According to the construction ministry, lax management by local authorities was the main reason for such situation. Apart from short-term vision and low quality land planning, local authorities had not been practical in land use orientation and space development, the ministry said.
Pham Anh Tuan, head of the Land Management Faculty at the University of Natural Resources and Environment, said coastal land management had been put in the country planning. However, in reality, provinces authorities were not strict enough when selecting investors for coastal projects, leading to suspended and prolonged projects.
“This results in easy renting and ease licensing for project investors in some localities. Some investors do not really want to develop their projects but just want to keep the land and earn profit from renting it to other parties,”

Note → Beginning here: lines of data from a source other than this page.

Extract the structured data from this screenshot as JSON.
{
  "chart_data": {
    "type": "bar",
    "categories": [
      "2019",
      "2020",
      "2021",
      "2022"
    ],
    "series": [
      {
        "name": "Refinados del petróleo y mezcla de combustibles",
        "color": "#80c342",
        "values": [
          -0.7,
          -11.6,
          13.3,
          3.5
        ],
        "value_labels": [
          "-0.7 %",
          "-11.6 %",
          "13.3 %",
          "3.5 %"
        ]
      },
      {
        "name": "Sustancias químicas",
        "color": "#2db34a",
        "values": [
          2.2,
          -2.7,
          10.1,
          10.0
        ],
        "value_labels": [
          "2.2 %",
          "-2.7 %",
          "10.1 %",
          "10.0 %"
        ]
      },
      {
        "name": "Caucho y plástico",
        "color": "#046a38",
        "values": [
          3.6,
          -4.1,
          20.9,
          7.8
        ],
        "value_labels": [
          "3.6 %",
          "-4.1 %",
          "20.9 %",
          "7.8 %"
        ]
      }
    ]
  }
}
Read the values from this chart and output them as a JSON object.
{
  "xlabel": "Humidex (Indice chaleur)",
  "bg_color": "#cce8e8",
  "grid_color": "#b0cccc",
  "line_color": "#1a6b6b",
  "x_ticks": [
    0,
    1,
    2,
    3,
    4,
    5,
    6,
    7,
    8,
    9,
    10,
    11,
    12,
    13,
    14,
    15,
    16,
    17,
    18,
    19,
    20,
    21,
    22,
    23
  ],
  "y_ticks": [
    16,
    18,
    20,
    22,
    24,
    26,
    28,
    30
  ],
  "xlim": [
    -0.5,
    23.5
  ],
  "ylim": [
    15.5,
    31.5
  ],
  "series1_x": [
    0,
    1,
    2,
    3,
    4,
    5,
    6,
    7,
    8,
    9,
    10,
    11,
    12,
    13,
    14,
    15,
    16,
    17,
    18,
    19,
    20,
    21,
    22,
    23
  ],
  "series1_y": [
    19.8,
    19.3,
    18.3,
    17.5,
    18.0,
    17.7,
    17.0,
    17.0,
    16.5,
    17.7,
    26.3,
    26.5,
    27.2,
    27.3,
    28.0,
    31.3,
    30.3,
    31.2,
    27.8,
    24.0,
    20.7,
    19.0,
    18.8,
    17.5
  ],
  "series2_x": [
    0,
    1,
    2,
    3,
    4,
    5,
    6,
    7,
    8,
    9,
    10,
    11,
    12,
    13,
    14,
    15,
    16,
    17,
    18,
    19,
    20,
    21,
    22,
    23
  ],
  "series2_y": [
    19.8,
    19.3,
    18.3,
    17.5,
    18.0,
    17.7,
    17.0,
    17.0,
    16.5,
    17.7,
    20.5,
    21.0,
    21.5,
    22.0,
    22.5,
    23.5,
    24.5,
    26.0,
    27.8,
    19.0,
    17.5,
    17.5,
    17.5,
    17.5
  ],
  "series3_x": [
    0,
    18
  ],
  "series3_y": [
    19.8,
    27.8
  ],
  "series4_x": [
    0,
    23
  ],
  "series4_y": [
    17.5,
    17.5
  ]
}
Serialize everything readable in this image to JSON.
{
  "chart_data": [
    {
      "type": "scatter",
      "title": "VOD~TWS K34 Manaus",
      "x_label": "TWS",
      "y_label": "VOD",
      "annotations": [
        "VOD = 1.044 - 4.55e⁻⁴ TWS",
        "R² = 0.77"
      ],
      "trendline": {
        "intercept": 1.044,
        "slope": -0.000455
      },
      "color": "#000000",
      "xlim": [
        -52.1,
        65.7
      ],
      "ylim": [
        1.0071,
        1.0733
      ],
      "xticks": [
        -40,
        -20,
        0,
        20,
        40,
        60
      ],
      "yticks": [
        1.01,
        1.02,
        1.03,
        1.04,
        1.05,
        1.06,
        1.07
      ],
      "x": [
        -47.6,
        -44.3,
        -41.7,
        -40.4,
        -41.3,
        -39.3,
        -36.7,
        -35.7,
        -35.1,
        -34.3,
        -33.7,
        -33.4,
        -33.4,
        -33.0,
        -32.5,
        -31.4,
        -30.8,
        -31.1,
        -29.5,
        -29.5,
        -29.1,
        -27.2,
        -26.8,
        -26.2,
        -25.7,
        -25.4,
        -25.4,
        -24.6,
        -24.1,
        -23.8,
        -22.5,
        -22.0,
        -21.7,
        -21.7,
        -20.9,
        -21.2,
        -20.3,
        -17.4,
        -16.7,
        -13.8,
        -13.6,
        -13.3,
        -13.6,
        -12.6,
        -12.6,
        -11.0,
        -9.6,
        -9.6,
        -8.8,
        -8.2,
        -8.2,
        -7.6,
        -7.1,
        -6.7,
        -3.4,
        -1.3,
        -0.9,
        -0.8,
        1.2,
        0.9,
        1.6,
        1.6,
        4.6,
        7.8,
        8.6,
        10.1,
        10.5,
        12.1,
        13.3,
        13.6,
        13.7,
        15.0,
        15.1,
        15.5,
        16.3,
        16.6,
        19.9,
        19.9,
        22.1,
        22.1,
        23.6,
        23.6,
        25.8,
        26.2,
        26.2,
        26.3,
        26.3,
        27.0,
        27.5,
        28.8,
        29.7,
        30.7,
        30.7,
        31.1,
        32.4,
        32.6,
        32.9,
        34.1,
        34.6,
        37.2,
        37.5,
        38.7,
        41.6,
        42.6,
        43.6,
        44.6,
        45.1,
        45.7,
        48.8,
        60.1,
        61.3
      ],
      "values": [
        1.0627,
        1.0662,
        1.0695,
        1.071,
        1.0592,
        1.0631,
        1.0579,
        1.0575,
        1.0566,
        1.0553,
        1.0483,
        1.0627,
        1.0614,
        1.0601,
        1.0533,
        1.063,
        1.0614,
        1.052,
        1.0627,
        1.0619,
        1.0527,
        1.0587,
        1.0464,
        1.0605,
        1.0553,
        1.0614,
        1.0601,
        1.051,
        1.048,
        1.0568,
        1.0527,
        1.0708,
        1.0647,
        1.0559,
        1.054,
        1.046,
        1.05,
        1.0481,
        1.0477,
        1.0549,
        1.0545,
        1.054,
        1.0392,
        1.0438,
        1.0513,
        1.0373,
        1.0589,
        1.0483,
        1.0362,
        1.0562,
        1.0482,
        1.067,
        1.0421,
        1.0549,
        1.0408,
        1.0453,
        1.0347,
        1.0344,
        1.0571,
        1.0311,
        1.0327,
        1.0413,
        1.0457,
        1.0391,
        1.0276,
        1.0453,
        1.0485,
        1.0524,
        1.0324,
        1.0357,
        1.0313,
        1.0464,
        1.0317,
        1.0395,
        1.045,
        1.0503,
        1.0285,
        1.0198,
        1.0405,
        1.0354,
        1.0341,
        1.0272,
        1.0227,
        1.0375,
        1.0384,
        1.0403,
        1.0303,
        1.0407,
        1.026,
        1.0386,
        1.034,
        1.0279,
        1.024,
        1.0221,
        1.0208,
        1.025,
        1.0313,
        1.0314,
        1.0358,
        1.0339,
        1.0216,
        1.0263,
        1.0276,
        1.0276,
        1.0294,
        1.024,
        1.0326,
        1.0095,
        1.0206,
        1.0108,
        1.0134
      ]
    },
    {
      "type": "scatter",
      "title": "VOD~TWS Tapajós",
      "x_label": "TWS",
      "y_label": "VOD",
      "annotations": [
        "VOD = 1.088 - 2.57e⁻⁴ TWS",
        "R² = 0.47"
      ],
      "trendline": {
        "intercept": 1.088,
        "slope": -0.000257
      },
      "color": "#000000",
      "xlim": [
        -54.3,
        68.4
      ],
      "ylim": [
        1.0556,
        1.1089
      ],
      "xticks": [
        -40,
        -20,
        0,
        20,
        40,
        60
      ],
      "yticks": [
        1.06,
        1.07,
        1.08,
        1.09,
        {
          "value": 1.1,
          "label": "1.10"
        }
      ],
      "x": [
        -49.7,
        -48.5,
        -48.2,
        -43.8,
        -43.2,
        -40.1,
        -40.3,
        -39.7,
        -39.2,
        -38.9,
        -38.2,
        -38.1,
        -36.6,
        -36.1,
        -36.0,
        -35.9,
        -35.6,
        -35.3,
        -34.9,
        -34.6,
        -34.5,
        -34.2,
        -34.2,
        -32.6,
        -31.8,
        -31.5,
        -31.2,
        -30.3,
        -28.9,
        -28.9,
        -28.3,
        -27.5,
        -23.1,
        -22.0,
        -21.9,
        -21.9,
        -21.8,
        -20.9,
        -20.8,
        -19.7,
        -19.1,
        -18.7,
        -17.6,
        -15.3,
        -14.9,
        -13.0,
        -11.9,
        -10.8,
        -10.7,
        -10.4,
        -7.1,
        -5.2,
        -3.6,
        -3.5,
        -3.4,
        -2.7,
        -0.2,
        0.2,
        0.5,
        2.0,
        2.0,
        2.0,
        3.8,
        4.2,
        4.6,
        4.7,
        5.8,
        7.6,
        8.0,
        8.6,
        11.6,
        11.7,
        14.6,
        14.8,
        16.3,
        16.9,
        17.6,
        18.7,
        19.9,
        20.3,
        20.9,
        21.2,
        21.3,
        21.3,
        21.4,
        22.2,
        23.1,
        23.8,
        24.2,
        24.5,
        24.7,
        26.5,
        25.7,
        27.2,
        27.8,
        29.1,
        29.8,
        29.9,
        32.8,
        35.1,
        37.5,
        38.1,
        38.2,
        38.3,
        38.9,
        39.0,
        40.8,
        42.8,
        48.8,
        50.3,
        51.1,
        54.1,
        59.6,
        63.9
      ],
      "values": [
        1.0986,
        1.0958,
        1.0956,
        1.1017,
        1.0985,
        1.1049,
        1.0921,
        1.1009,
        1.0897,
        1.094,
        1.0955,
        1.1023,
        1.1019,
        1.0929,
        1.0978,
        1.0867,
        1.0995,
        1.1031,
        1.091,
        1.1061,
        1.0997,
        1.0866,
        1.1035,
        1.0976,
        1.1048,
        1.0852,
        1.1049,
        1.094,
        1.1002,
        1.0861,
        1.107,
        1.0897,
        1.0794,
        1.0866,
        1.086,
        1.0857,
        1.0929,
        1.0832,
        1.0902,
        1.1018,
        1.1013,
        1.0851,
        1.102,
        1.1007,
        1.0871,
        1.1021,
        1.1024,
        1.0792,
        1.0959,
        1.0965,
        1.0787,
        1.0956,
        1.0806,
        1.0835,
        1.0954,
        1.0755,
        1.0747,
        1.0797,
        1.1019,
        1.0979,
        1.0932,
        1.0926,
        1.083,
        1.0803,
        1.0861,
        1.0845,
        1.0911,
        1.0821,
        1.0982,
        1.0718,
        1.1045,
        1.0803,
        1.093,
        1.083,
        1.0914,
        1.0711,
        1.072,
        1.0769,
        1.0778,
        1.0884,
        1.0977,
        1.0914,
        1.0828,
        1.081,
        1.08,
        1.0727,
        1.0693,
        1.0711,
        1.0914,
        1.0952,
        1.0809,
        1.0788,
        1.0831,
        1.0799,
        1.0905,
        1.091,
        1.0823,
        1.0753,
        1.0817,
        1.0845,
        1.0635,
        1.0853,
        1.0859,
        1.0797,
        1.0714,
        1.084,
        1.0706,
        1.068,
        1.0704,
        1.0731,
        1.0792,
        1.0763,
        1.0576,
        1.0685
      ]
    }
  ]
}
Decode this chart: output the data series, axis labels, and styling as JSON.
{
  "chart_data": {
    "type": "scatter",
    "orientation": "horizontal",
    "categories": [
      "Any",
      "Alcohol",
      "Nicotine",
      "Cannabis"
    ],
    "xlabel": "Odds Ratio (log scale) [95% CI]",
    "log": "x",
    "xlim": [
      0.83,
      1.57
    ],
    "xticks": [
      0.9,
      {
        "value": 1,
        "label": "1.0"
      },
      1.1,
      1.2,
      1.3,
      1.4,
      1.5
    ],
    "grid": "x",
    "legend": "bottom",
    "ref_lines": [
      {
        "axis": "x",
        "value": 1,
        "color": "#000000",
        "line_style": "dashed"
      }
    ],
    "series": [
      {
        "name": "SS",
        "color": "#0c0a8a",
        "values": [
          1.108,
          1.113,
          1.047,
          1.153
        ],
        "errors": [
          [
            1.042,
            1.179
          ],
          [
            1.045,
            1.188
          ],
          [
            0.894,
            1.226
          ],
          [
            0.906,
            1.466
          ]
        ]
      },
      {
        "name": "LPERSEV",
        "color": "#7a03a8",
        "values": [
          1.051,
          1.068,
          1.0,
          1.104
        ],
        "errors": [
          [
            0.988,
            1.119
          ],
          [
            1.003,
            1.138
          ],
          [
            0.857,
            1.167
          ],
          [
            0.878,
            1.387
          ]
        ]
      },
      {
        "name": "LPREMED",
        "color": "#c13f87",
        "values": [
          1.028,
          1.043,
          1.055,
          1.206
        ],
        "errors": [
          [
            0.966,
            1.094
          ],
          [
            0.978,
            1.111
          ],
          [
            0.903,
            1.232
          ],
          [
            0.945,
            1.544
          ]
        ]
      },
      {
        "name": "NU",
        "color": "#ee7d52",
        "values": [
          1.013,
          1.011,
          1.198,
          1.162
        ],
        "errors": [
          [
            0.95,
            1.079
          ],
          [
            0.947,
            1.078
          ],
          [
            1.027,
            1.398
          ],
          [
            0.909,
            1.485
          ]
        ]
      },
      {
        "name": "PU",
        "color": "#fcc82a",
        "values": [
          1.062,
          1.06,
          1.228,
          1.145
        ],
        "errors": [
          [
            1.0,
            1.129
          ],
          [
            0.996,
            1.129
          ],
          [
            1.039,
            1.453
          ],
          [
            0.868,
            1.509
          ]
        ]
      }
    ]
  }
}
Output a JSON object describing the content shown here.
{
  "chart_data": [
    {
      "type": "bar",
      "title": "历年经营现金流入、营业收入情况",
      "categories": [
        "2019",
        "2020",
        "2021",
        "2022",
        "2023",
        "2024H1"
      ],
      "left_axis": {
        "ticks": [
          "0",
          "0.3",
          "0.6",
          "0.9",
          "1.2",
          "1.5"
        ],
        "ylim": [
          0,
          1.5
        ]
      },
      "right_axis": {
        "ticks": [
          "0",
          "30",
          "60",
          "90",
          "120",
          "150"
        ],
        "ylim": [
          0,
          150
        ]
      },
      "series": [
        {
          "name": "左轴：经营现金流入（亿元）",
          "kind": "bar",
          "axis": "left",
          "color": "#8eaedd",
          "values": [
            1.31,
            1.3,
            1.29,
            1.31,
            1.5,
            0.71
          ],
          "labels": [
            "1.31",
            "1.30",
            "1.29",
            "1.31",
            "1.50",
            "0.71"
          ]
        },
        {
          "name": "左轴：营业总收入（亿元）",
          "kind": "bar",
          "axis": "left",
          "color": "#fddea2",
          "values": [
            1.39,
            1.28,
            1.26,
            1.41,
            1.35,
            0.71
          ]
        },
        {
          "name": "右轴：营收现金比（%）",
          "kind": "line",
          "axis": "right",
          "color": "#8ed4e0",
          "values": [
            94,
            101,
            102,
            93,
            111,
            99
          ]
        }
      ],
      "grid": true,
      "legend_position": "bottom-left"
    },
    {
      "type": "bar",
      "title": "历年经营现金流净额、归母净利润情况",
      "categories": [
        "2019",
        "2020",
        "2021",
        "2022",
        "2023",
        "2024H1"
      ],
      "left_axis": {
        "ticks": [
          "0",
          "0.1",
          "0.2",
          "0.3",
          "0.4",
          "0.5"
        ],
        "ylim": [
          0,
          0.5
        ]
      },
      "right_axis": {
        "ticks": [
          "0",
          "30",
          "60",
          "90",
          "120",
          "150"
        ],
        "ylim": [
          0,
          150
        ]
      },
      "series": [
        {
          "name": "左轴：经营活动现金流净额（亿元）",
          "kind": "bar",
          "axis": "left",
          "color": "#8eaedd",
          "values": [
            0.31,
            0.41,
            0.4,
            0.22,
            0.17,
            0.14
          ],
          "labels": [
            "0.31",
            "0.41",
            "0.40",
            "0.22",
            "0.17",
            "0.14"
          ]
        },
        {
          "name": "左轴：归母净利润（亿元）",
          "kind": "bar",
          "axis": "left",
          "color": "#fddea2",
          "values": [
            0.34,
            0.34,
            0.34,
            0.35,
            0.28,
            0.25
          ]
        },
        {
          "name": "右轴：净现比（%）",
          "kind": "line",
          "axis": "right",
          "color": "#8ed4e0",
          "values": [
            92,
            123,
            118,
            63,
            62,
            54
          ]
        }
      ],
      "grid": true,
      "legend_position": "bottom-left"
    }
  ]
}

Tuan also said that this caused unplanned development in many places: such as spontaneous agriculture farming, causing water pollution in many sea areas.
Deputy Prime Minister Dung also touched upon the issue of community interest regarding access to the sea. He said land planning in many coastal provinces was not designed with serious consideration of the community benefits, mention tourism sites and resorts without access path to beaches for local residents.
Pham Van Thinh, head of the Marine-time Economics and Planning Unit under the Viet Nam Research Institute of the Sea and Islands, said in the current context, the right to access beaches and the sea should be ensured since it’s a vital space for residents.
However, the construction ministry report said that in many provinces like Quang Ngai, Binh Thuan, Thanh Hoa or Da Nang City, conflicts can be seen between tourism business, agriculture farming models, building seaports and resorts with local residents.
Many resorts were built on a whole area next to beaches and hindered local residents from accessing the beaches – which used to be open for public.
Deputy Le Viet Chu from Quang Ngai Province said investors who wanted to build resorts along beaches need to publicise their planning and make sure their projects would not have bad impacts on local surroundings and residents.
According to veteran architect Ngo Viet Nam Son, it was not necessary that all coastal cities become tourist cities.
Coastal provinces and cities can develop key functions that bring different identities such as ecology, recreation, university urban, financial hub, fisheries hub, seaports, or international trade spot. It can create a diverse national maritime network connected by waterways as well as by coastal roads, Son suggested.
By investing in coastal provinces cities as a resort town, many high-rise developments in the coastal areas have grown massively and this has indeed caused a natural beauty loss, he said.
For example, Ha Long City owns an excellent view of the bay. But if local authorities allowed developers to builds structures close to the sea, especially tall buildings that will obstruct the view of the bay, that is lost.
Son said instead of focusing solely along the coastline, it is important to develop urban clusters that are located further inland but still well connected to each other and to the coastal areas.
Pham Anh Tuan from the University of Natural Resources and Environment said strict review of coastal projects and planning should be conducted. Local authorities should revoke land from investors who own prolonged and delayed projects.
He also said the natural resources ministry should clearly identify spheres of land management for localities for easier monitoring. He added the ministry should have proper evaluation for certain land areas to find out suitable development directions for each area for the best investment.